Report: Scope of kitchen renovations shrinks even as spending increases

The median spending on kitchen upgrades increased among homeowners who recently began or completed this work, according to the home design site Houzz. At the same time, homeowners were reducing the scope of their work.

In its 2020 U.S. Houzz Kitchen Trends Study, analysts found that the national median cost for a major kitchen remodel completed in mid-2019 was $35,000, a 17 percent increase over comparable remodels completed in mid-2018. Median spending on minor remodels held steady at $8,000.

"It is remarkable to see median spend on kitchen remodels grow by double digits for the third year in a row," said Nino Sitchinava, principal economist at Houzz. "Combined with a two-year decline in the scope of kitchen remodels, spend increases confirm our findings of significant price inflation in the home remodeling industry due to changes in international trade policy. Homeowners are dealing with increasing product prices by substituting materials, as indicated by slower growth in the use of engineered quartz and a decline in the popularity of engineered flooring materials, highly impacted by tariffs on imported materials from China."

The report found some indication that homeowners were scaling back the extent of the work they were doing. While 89 percent of respondents upgraded their countertops, this was down from 94 percent two years earlier. Similarly, the share of respondents upgrading their sinks fell from 90 percent two years ago to 83 percent. Compared to the previous year, homeowners were also significantly less likely to upgrade their backsplash, wall finish, windows, or exterior doors.

Homeowners were also more likely to work within the space of their existing kitchen. Forty-six percent modified the layout of their kitchen, down from 50 percent in the previous year. Thirty-five percent increased the size of the room, down from 42 percent in the previous year.

The reduced scope of kitchen renovations also meant fewer homeowners were pursuing an open floor plan. Forty-six percent said their upgraded kitchen was more open to the home's interior, down 7 percentage points from the previous year. However, 64 percent of those who opened their kitchen to the interior said they did so by eliminating wall separation, a year-over-year increase of 6 percentage points.

Nearly every renovation—94 percent—included an upgrade to the cabinets. Sixty-eight percent replaced them entirely, while 27 percent opted for a partial upgrade. These options included refinishing cabinet exteriors (64 percent), replacing some cabinets (25 percent), or replacing the doors only (18 percent).

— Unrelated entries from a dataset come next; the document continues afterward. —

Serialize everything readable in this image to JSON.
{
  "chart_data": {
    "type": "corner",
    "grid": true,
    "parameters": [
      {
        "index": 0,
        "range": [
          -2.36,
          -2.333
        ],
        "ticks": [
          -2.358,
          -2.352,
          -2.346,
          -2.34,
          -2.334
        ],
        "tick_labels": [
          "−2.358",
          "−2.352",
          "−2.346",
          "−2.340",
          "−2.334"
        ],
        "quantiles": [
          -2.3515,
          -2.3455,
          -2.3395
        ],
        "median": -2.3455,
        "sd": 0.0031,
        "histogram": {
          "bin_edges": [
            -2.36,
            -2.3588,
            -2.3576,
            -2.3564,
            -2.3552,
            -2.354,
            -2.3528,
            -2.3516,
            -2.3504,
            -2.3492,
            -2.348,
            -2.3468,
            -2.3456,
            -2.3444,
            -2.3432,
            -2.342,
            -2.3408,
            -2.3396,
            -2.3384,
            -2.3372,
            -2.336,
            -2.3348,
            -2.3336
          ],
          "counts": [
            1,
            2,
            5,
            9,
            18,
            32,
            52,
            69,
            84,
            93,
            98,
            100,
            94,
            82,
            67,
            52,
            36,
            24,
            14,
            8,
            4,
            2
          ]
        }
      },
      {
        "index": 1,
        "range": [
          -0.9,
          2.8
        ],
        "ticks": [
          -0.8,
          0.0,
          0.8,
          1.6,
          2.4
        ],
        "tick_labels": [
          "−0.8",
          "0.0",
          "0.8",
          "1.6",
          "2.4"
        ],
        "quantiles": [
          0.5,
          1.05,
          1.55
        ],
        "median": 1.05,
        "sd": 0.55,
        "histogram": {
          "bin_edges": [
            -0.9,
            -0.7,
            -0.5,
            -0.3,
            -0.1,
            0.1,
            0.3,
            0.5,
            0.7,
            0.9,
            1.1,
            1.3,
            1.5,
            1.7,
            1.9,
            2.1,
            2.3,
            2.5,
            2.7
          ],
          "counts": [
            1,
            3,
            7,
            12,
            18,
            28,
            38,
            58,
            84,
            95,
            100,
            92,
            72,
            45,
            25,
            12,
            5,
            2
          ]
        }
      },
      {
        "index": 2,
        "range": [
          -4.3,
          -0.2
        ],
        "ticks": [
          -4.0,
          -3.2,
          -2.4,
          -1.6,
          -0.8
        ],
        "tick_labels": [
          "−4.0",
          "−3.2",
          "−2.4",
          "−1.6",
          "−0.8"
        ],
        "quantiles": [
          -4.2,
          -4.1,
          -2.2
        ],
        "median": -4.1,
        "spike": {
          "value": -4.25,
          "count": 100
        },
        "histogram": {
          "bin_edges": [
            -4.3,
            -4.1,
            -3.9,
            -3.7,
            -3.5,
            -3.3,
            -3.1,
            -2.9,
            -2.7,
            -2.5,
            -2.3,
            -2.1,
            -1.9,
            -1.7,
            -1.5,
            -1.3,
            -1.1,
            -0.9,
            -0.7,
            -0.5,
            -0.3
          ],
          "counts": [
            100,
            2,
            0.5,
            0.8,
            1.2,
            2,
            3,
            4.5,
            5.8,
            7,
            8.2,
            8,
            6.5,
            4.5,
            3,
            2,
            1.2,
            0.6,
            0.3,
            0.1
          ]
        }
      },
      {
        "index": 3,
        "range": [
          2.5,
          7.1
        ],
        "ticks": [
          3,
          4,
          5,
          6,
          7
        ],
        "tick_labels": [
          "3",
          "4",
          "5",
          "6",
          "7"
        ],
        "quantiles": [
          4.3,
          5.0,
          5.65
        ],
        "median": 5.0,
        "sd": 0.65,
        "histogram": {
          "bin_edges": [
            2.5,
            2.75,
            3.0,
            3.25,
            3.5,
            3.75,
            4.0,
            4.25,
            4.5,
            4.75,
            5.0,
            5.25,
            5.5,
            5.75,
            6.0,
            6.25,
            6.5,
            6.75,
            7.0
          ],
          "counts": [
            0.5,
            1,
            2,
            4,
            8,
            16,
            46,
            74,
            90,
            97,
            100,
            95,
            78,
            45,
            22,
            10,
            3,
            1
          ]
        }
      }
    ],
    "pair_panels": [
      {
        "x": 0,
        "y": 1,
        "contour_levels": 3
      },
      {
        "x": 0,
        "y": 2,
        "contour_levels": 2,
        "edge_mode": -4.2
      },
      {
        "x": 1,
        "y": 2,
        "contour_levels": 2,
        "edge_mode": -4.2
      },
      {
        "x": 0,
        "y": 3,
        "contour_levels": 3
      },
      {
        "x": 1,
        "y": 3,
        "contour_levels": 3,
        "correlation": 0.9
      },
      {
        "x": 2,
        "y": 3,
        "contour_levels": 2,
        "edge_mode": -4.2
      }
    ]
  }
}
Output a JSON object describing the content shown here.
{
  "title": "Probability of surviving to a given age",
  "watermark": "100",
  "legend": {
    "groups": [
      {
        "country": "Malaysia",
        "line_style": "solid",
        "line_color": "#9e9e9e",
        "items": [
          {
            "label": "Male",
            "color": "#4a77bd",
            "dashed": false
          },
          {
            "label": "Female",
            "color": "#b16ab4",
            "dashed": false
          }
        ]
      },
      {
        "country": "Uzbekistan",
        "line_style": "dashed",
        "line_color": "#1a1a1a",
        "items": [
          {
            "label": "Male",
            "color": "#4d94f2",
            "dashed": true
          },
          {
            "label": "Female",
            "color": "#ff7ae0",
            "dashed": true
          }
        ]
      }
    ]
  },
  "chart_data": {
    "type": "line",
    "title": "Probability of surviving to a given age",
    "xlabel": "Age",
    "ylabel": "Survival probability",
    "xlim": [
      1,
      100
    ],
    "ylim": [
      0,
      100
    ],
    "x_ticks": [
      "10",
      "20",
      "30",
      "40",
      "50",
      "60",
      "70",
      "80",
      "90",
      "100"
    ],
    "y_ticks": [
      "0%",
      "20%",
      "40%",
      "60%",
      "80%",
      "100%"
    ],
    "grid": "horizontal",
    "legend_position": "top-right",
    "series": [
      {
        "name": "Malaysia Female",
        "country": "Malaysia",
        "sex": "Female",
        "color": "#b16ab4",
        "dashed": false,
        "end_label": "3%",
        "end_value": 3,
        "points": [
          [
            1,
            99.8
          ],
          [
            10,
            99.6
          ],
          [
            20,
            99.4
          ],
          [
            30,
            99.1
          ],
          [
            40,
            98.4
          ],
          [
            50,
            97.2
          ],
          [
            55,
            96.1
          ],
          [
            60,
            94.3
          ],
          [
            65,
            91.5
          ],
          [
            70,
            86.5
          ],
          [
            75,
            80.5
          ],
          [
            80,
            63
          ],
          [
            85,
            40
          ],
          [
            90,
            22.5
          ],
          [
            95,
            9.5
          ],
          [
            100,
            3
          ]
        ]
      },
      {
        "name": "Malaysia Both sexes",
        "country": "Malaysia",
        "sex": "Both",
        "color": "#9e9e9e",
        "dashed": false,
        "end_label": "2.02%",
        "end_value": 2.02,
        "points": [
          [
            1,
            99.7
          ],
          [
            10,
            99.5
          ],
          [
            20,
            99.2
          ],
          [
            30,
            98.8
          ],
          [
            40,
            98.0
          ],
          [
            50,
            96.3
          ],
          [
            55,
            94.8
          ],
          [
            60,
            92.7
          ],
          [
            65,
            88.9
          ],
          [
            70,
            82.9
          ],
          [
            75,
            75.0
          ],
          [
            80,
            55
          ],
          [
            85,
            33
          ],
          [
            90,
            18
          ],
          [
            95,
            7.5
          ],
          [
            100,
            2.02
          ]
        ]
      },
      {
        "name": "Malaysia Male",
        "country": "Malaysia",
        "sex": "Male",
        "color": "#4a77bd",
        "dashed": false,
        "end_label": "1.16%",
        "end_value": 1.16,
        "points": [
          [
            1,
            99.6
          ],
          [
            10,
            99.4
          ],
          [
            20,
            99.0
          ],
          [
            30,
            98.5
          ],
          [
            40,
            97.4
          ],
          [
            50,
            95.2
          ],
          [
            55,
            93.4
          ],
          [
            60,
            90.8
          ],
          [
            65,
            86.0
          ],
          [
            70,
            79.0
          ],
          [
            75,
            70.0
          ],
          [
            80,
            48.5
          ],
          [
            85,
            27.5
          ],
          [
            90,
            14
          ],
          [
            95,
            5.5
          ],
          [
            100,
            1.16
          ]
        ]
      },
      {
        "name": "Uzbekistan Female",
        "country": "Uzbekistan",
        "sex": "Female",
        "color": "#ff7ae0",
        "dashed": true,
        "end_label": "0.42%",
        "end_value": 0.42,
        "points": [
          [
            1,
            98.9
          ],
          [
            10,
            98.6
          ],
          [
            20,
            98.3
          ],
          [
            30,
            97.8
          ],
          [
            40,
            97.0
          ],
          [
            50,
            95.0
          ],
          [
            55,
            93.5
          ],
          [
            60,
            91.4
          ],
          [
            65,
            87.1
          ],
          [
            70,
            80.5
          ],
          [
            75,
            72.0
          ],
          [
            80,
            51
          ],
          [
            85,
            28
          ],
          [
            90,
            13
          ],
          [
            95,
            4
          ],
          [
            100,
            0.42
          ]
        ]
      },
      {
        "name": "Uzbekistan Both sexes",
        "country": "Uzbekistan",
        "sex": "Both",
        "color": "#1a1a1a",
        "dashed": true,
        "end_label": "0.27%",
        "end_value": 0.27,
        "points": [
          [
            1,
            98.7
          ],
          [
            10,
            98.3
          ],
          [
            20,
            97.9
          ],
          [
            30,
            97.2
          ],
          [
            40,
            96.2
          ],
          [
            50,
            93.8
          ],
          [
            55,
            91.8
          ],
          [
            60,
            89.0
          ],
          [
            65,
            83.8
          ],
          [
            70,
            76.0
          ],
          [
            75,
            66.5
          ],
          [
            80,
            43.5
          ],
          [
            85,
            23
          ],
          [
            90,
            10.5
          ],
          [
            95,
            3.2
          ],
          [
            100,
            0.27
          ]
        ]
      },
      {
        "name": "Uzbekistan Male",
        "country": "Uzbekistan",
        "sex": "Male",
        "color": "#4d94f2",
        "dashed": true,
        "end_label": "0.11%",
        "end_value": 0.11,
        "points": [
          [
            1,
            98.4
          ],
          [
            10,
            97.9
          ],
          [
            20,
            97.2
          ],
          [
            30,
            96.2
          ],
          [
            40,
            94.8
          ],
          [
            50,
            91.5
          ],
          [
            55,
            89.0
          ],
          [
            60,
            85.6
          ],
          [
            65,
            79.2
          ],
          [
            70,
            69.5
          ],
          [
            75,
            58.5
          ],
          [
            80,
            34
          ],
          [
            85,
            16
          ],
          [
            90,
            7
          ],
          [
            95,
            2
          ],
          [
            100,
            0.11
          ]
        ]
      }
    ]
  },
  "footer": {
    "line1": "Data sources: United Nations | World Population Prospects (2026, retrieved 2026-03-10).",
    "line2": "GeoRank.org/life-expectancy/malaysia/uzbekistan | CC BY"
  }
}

Islands were also a popular choice, with 61 percent renovating this feature. One in three homeowners added a new island, while 22 percent upgraded an existing one. The islands were typically a large focal feature in the room, with 32 percent measuring more than seven feet long. Ninety-eight percent said the island had storage capacity, with 79 percent saying it incorporated cabinets and 70 percent saying it included drawers.

Fifty-eight percent said they used their island as a dining area after the renovation. Forty-nine percent said it was used for entertaining, while 45 percent said they frequently socialized at this feature.

Engineered quartz continued to gain popularity as a countertop choice. Fifty-one percent said they used this material, up from 48 percent in the 2019 survey and 43 percent in 2018. Twenty-nine percent opted to use granite, down from 30 percent in the previous year and 34 percent in 2018.

Full-wall backsplashes were becoming a more popular choice. Sixty-three percent had the backsplash extend up to the cabinets or range hood, while 11 percent extended it up to the ceiling. Ceramic or porcelain tile continued to be the most popular choice for backsplash material, with 57 percent using it; the next most popular choice, marble, appeared in just 10 percent of renovations.

There was a steady increase in the use of vinyl flooring, which appeared in 14 percent of renovations – up from 12 percent in 2019 and 10 percent in 2018. Hardwood and ceramic were the most common flooring choices at 29 percent and 23 percent, respectively.

More than half of homeowners—55 percent—replaced all their kitchen appliances as part of their upgrade, while 31 percent replaced only some of them. The dishwasher, refrigerator, and microwave were the most commonly updated appliances.

Interest in high-tech options declined slightly. Twenty-five percent of updated appliances included high-tech features, down from 30 percent in the previous year; wireless controls were the most popular high-tech appliance option, followed by color touch screen displays and built-in apps. Fifty-one percent of faucets used high-tech features, down from 57 percent in 2019; the most popular options included water efficiency, no-fingerprint coatings, and touch-free activation.

Nearly every respondent—94 percent—said they used the kitchen for cooking after the upgrade, while 70 percent said they dined there and 60 percent said they used the room for baking. One in three homeowners said they felt they were living a healthier lifestyle after the renovation.

The 2020 U.S. Houzz Kitchen Trends Study was based on survey respondents from nearly 2,600 Houzz users between June 19 and July 2. These homeowners were planning a kitchen renovation, in the midst of one, or had recently completed one.